[HarfBuzz] Fwd: harfbuzz work

Wed Aug 5 14:27:58 PDT 2009

On 08/03/2009 11:16 PM, Martin Hosken wrote:
> Dear Jonathan,
>
>>> * A script-run itemizer based on ICU's, but adapted to support text
>>> in any of UTF-8, 16, or 32 (not actually tested with them all yet,
>>> though).

Hi Martin,

> I have a few struggles with script itemization. My primary struggle is the length of time it takes for a block allocation to get from an ISO meeting (or even earlier) into a release of harfbuzz or whatever application is using it. I'm not sure what can be done about that, but perhaps a solution to my other stuggle might help.

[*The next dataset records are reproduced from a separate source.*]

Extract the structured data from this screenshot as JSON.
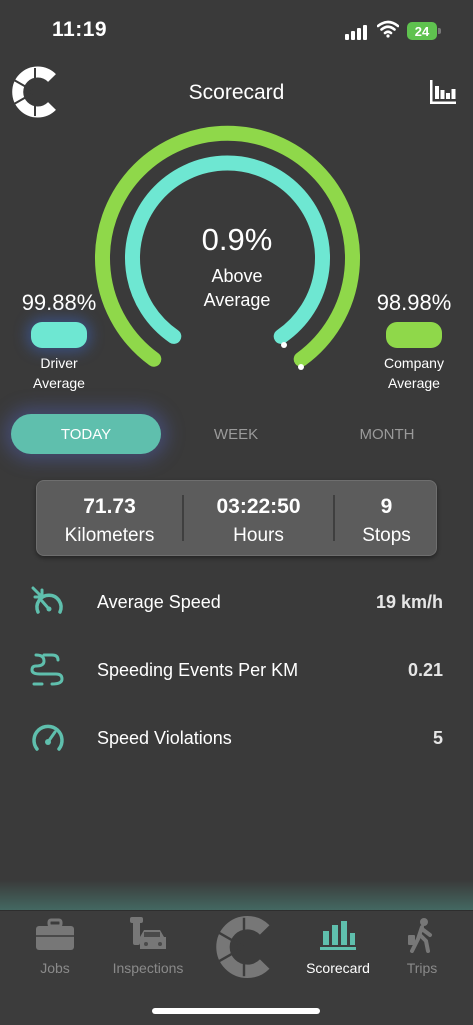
{
  "status": {
    "time": "11:19",
    "battery": "24"
  },
  "header": {
    "title": "Scorecard"
  },
  "gauge": {
    "percent": "0.9%",
    "subtitle_line1": "Above",
    "subtitle_line2": "Average",
    "driver_value": "99.88%",
    "driver_label_line1": "Driver",
    "driver_label_line2": "Average",
    "company_value": "98.98%",
    "company_label_line1": "Company",
    "company_label_line2": "Average",
    "driver_color": "#6ee7d2",
    "company_color": "#8fd84a"
  },
  "tabs": [
    {
      "label": "TODAY",
      "active": true
    },
    {
      "label": "WEEK",
      "active": false
    },
    {
      "label": "MONTH",
      "active": false
    }
  ],
  "stats": [
    {
      "value": "71.73",
      "label": "Kilometers"
    },
    {
      "value": "03:22:50",
      "label": "Hours"
    },
    {
      "value": "9",
      "label": "Stops"
    }
  ],
  "metrics": [
    {
      "icon": "speedometer-down-icon",
      "label": "Average Speed",
      "value": "19 km/h"
    },
    {
      "icon": "winding-road-icon",
      "label": "Speeding Events Per KM",
      "value": "0.21"
    },
    {
      "icon": "gauge-icon",
      "label": "Speed Violations",
      "value": "5"
    }
  ],
  "nav": [
    {
      "icon": "briefcase-icon",
      "label": "Jobs",
      "active": false
    },
    {
      "icon": "wrench-car-icon",
      "label": "Inspections",
      "active": false
    },
    {
      "icon": "app-logo-icon",
      "label": "",
      "active": false
    },
    {
      "icon": "bar-chart-icon",
      "label": "Scorecard",
      "active": true
    },
    {
      "icon": "walking-person-icon",
      "label": "Trips",
      "active": false
    }
  ]
}
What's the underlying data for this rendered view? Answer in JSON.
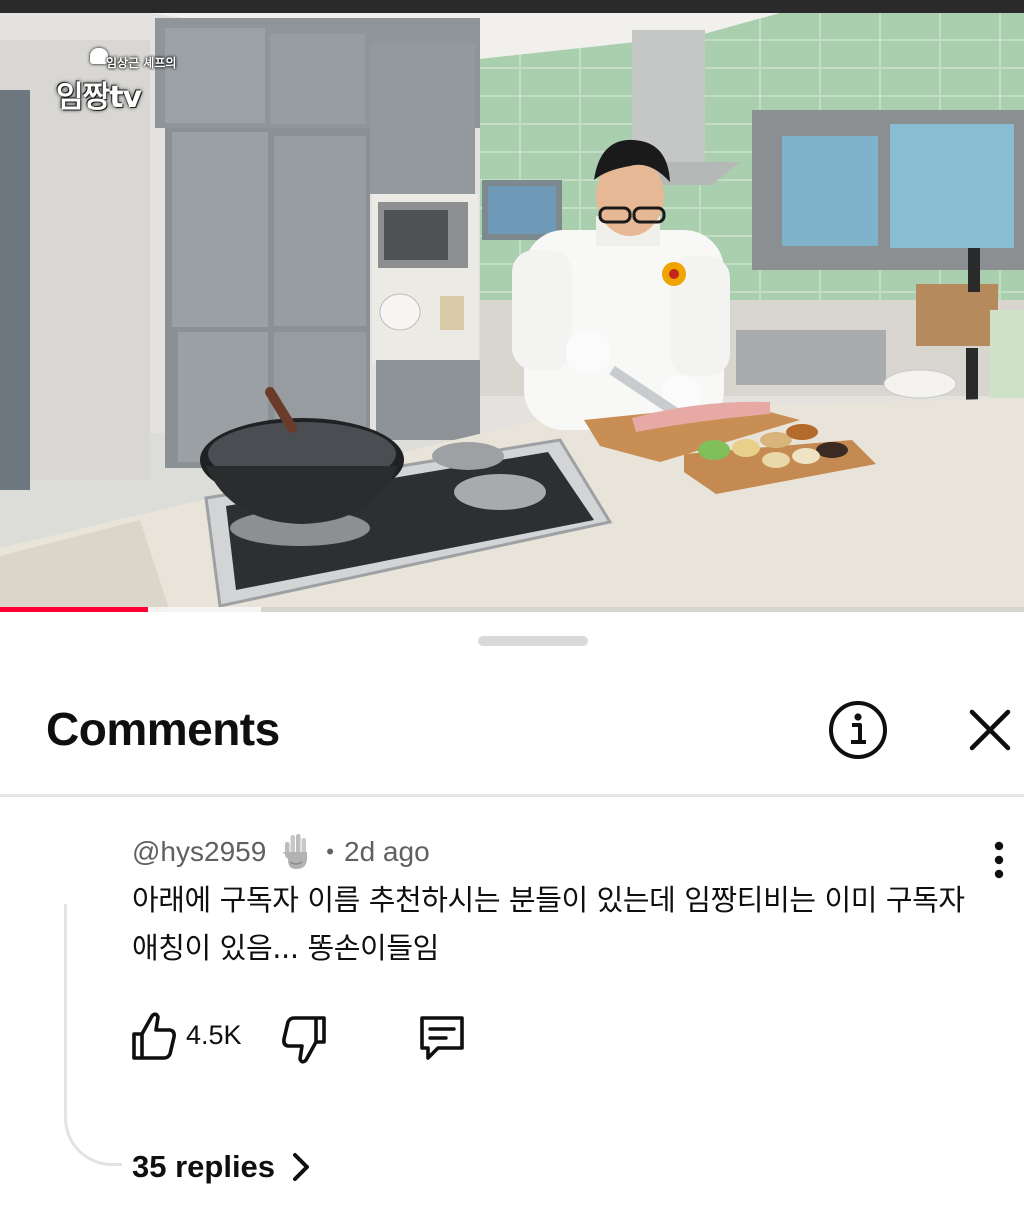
{
  "video": {
    "channel_logo_sub": "임상근 셰프의",
    "channel_logo_main": "임짱tv",
    "progress_percent": 14.5,
    "buffer_percent": 25.5,
    "colors": {
      "progress": "#ff0033"
    }
  },
  "sheet": {
    "title": "Comments",
    "info_icon": "info-circle-icon",
    "close_icon": "close-icon"
  },
  "comment": {
    "author": "@hys2959",
    "badge_icon": "raised-hand-icon",
    "separator": "•",
    "time": "2d ago",
    "text": "아래에 구독자 이름 추천하시는 분들이 있는데 임짱티비는 이미 구독자 애칭이 있음... 똥손이들임",
    "like_count": "4.5K",
    "like_icon": "thumbs-up-icon",
    "dislike_icon": "thumbs-down-icon",
    "reply_icon": "reply-comment-icon",
    "more_icon": "more-vertical-icon",
    "replies_label": "35 replies",
    "replies_icon": "chevron-right-icon"
  }
}
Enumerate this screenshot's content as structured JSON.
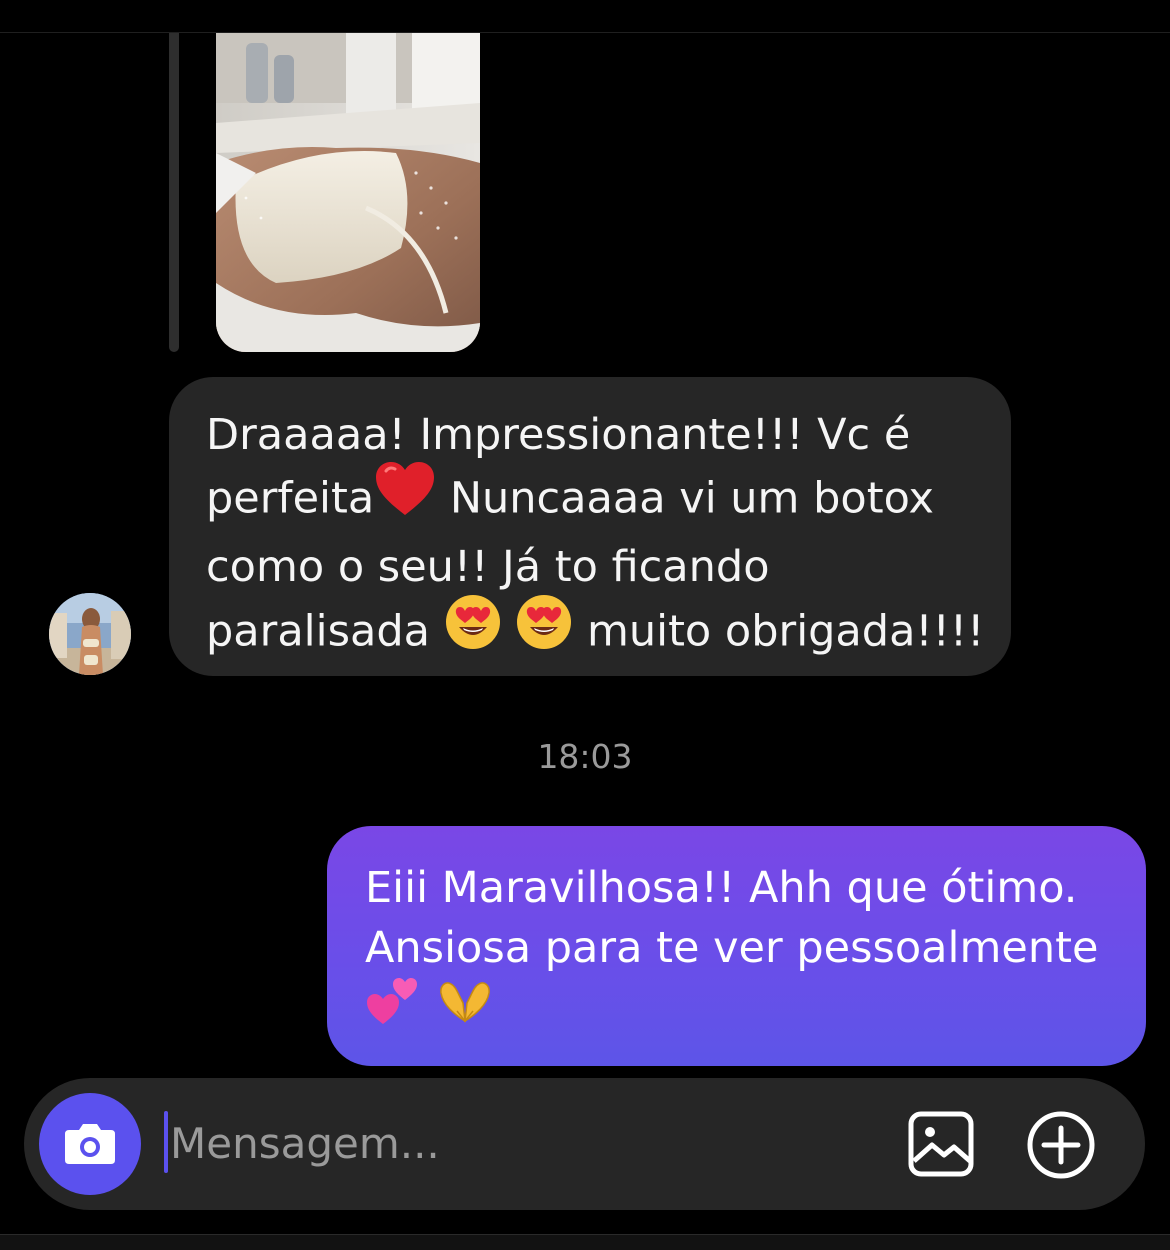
{
  "thread": {
    "incoming_message": {
      "lines": [
        "Draaaaa! Impressionante!!! Vc é",
        "perfeita",
        "Nuncaaaa vi um botox",
        "como o seu!! Já to ficando",
        "paralisada",
        "muito obrigada!!!!"
      ],
      "emojis": [
        "red-heart",
        "heart-eyes",
        "heart-eyes"
      ]
    },
    "timestamp": "18:03",
    "outgoing_message": {
      "lines": [
        "Eiii Maravilhosa!! Ahh que ótimo.",
        "Ansiosa para te ver pessoalmente"
      ],
      "emojis": [
        "two-hearts",
        "heart-hands"
      ]
    }
  },
  "composer": {
    "placeholder": "Mensagem..."
  },
  "colors": {
    "background": "#000000",
    "incoming_bubble": "#262626",
    "outgoing_bubble_top": "#7a47e6",
    "outgoing_bubble_bottom": "#5d55e8",
    "accent": "#5b51ee",
    "timestamp_text": "#9a9a9a"
  },
  "icons": {
    "composer_left": "camera-icon",
    "composer_right": [
      "gallery-icon",
      "add-circle-icon"
    ]
  }
}
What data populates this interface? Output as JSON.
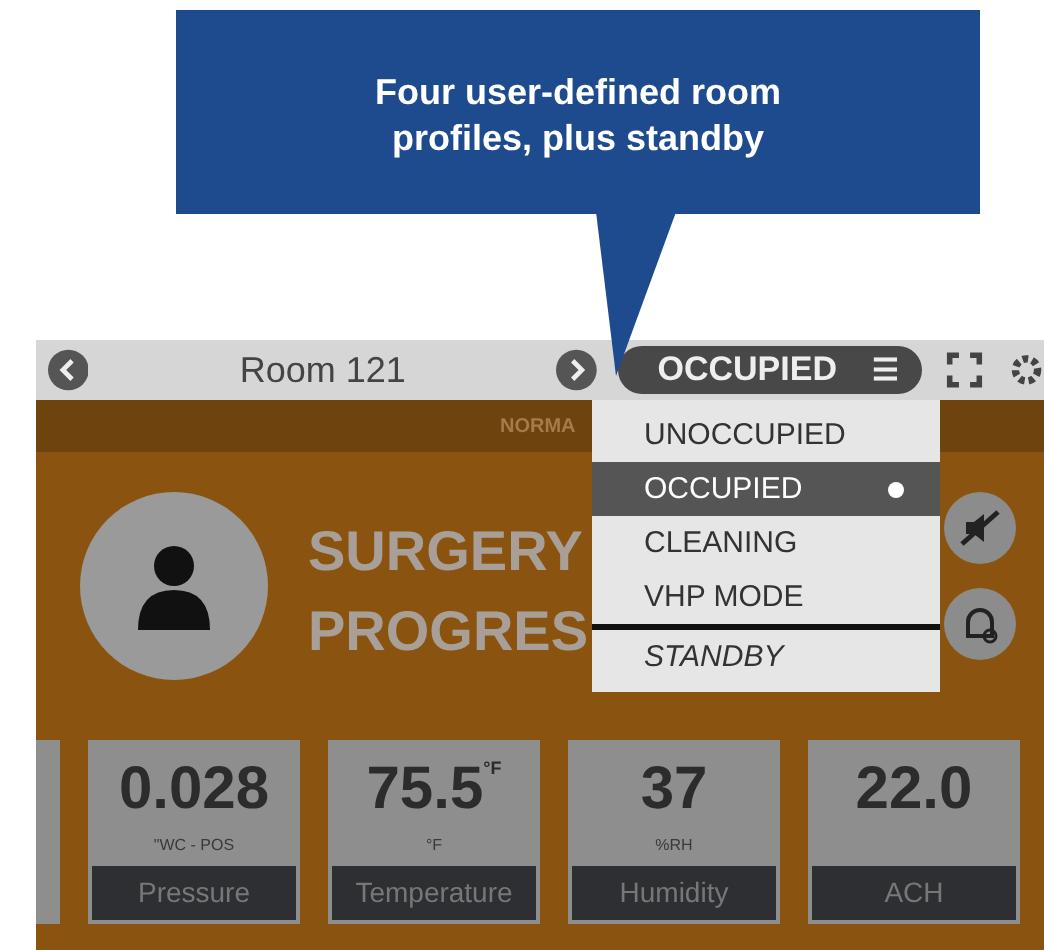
{
  "callout": {
    "text": "Four user-defined room profiles, plus standby"
  },
  "top_bar": {
    "room": "Room 121",
    "mode": "OCCUPIED",
    "menu_glyph": "☰"
  },
  "status_strip": "NORMA",
  "banner": [
    "SURGERY",
    "PROGRES"
  ],
  "mode_menu": [
    {
      "label": "UNOCCUPIED",
      "kind": "mode",
      "selected": false
    },
    {
      "label": "OCCUPIED",
      "kind": "mode",
      "selected": true
    },
    {
      "label": "CLEANING",
      "kind": "mode",
      "selected": false
    },
    {
      "label": "VHP MODE",
      "kind": "mode",
      "selected": false
    },
    {
      "label": "STANDBY",
      "kind": "standby",
      "selected": false
    }
  ],
  "sensors": [
    {
      "value": "0.028",
      "unit": "\"WC - POS",
      "label": "Pressure"
    },
    {
      "value": "75.5$^{°F}$",
      "unit": "°F",
      "label": "Temperature"
    },
    {
      "value": "37",
      "unit": "%RH",
      "label": "Humidity"
    },
    {
      "value": "22.0",
      "label": "ACH"
    }
  ]
}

As of now, I'm not quite sure whether we want to have script itemization in 
harfbuzz to begin with.  *If* we do, however, it will use a callback to get 
the script for a character, so higher level can control what script is 
returned for unencoded characters.

> PUA characters are currently defined, very sensibly, as unknown script. But they can turn up in all sorts of places, for example as arabic characters. I am assuming we don't want to return unknown script if we can help it, and therefore wonder if the unknown script code were to be changed to be<  SCRIPT_INHERITED that it might not resolve both many PUA issues and also issues of new character allocations within a block or even new block allocations.
>
> An alternative is to have special handling for unknown characters: unknown characters inherit the script of the block they are in.

The problem is, Unicode currently doesn't assign a script to blocks.  That 
would indeed be a useful addition.  In the mean time though, the itemizer (at 
least the one in Pango) treats UNKNOWN like COMMON, that is, they inherit the 
script of the neighboring characters.

> Knowledge of the font (if known) can help in itemization too. Odds are, if an unknown character is in the same font then it is in the same script. But perhaps you have already done font based run breaking before the itemization occurs here.

Script itemization is always done before font selection.

> In the case of bidi for PUA, I would suggest that PUA (and therefore unknown) characters be given a neutral bidi property rather than the default L that the UTC throws in there.

That kind of consideration really belongs to UTC, not any conforming 
implementation.

behdad

> Yours,
> Martin
>